少年が足掻いている間にも、男はゆっくりと宝玉を祭壇へと近づけていく。中央の窪みに嵌め込むと、清く輝いていた宝玉が禍々しい光を放ち始めた。光が弾け少年の瞳を灼く。洞を満たす蒼光の後、祭壇に一冊の書物が現れた。
「ようやくだ……ようやく手に入れた!」
深い藍色の古ぼけた書を手に男は哄笑した。厚い壁越しのような感覚でその声を聞く。“里の宝”の一大事を目の当たりにしても、もう僅かに指先を動かすことすらできなくなっていた。瞳だけが一挙一動を見逃すまいとひたむきに男を追いかける。書を手に入れた男は悠然とした足取りで祭壇を下りてゆく。堪えきれぬ興奮で空を揺らしながら、漆黒が再び少年へと近づいた。霞む視界に男の顔が入り込む。フードから零れる茶の髪、切れ長の瞳に高い鼻。辛うじて形が認識できたそれらも、立ち込めゆく霧の彼方に消えていく。どこか懐かしい真白の底へ落ちていきながら、歓喜に満ちたあの顔だけは忘れまいと強く、強く誓った。

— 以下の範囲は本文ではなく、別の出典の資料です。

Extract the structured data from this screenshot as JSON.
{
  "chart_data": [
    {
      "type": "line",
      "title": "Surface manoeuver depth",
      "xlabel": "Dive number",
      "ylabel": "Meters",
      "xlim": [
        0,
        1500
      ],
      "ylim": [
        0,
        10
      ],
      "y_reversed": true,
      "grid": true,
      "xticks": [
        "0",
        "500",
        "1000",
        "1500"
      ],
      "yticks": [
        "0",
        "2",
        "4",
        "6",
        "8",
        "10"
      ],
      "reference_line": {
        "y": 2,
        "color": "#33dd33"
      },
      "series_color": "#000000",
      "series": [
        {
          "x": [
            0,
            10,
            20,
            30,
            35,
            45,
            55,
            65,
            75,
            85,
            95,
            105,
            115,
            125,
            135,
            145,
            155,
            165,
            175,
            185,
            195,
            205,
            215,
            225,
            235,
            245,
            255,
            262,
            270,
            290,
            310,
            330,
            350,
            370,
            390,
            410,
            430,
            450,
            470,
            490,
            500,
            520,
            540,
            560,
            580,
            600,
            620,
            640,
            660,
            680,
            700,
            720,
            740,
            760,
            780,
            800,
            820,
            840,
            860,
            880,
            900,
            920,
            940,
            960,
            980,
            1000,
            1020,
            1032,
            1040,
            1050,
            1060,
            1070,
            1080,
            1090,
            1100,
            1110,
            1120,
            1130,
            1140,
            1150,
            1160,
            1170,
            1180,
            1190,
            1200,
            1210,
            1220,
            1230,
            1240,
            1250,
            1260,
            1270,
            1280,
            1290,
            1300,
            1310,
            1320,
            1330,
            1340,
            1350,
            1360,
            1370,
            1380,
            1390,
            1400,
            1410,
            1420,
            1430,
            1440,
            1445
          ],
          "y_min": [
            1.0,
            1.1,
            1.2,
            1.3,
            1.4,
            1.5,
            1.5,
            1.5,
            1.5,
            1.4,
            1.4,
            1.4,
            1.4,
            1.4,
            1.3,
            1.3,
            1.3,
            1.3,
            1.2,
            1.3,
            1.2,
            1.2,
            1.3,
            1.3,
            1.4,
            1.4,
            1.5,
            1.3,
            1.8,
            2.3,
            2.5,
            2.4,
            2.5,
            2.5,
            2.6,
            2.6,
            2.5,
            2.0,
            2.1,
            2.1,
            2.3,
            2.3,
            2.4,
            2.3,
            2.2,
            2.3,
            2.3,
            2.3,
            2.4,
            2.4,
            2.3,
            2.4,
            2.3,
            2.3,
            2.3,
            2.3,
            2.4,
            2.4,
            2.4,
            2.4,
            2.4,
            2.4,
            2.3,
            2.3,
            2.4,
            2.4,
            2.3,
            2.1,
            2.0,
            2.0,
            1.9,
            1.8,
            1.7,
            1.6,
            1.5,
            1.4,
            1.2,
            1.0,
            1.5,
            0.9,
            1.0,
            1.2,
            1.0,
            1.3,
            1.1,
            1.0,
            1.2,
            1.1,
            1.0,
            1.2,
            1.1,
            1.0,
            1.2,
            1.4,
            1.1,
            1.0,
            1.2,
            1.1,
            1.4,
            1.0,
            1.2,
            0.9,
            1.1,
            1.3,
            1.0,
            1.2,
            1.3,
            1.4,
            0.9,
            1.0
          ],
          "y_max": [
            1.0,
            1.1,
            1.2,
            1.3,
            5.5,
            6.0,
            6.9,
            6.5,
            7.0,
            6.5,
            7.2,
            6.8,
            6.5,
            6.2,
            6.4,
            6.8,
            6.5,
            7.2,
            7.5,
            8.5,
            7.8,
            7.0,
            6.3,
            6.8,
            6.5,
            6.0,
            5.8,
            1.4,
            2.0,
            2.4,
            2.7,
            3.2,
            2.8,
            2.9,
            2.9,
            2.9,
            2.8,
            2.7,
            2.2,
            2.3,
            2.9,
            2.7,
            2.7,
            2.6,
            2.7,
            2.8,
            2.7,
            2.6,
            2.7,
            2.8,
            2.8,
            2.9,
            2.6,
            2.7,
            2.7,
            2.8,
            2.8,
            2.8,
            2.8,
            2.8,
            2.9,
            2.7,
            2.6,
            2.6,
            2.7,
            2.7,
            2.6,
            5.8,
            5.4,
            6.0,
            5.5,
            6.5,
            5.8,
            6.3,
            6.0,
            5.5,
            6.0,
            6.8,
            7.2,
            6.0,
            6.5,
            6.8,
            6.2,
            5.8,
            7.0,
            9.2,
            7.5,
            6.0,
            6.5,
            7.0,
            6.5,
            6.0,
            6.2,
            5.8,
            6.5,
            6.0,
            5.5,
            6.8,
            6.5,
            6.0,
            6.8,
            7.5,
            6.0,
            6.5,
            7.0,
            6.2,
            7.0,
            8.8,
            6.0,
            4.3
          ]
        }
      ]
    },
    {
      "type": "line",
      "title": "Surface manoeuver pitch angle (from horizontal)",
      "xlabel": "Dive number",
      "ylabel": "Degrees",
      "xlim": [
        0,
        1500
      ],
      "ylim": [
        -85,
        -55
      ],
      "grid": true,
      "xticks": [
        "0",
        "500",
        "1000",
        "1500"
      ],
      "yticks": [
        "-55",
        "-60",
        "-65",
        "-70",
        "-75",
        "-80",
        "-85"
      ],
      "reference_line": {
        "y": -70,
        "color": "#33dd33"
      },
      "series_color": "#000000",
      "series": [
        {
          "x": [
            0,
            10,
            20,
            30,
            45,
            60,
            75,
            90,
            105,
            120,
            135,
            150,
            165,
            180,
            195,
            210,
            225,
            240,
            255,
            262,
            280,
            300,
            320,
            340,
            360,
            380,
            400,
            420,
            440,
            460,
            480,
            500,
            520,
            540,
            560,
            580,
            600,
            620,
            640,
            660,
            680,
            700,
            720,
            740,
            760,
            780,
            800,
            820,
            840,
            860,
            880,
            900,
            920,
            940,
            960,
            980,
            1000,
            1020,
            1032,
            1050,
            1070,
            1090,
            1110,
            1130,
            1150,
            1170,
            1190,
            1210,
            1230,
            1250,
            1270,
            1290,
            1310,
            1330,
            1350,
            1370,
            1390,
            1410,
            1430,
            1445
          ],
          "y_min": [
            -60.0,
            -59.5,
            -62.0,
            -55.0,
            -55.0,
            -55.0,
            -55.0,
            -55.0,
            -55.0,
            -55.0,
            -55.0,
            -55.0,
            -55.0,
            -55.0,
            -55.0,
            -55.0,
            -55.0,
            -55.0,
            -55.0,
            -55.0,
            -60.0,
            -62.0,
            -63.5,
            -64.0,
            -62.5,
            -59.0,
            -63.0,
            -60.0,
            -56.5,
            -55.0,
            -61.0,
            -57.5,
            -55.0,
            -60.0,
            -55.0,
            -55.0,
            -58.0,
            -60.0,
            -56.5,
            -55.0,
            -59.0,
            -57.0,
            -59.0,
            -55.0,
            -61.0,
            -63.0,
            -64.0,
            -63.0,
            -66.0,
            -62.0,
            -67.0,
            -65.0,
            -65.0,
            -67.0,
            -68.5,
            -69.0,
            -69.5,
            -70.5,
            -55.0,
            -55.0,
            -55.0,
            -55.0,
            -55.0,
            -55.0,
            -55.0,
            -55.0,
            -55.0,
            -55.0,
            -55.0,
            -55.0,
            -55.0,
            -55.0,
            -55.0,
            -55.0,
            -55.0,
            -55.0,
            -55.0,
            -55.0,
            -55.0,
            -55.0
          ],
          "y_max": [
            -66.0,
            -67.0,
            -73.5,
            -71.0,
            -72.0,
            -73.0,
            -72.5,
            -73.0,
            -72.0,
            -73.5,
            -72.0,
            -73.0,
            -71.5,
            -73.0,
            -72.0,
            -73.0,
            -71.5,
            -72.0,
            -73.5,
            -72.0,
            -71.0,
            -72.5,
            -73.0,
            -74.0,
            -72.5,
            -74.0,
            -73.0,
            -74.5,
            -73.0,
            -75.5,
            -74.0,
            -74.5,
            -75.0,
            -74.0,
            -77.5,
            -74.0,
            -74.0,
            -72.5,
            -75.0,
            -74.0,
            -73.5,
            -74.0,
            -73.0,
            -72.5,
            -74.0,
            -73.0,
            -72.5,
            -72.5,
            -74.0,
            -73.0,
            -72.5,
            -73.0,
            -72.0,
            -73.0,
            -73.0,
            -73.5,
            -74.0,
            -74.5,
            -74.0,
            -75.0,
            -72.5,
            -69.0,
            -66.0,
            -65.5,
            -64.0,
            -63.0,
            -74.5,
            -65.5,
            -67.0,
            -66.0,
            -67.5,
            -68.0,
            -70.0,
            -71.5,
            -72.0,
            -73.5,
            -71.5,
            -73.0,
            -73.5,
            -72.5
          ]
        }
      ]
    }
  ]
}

誰一人居なくなった雪の里。燃え盛る炎も小さくなったその場所に、小さな光が現れた。里中から生まれ出た蛍のような光は、ふわりふわりと宙を漂い一点へと向かってゆく。美しい帯を描きながら、意思を持つかのように。無数の光は祭壇の洞へ集い、倒れ伏す少年を囲んで乱舞する。薄暗い洞は優しい光に照らされ、吹き込み積もった雪もそれを受けて淡く煌いた。狂喜の去った空間で、夜毎に踊る妖精たちのような光はやがてゆっくりと少年に向かい収束する。慈しむようにその冷えた身体を撫で、光の雨が横たわる身へと浸透していった。一つ一つと吸い込まれるように消えていき、再び洞は闇に包まれる。後にはただ、寂しげな風の音だけが残っていた。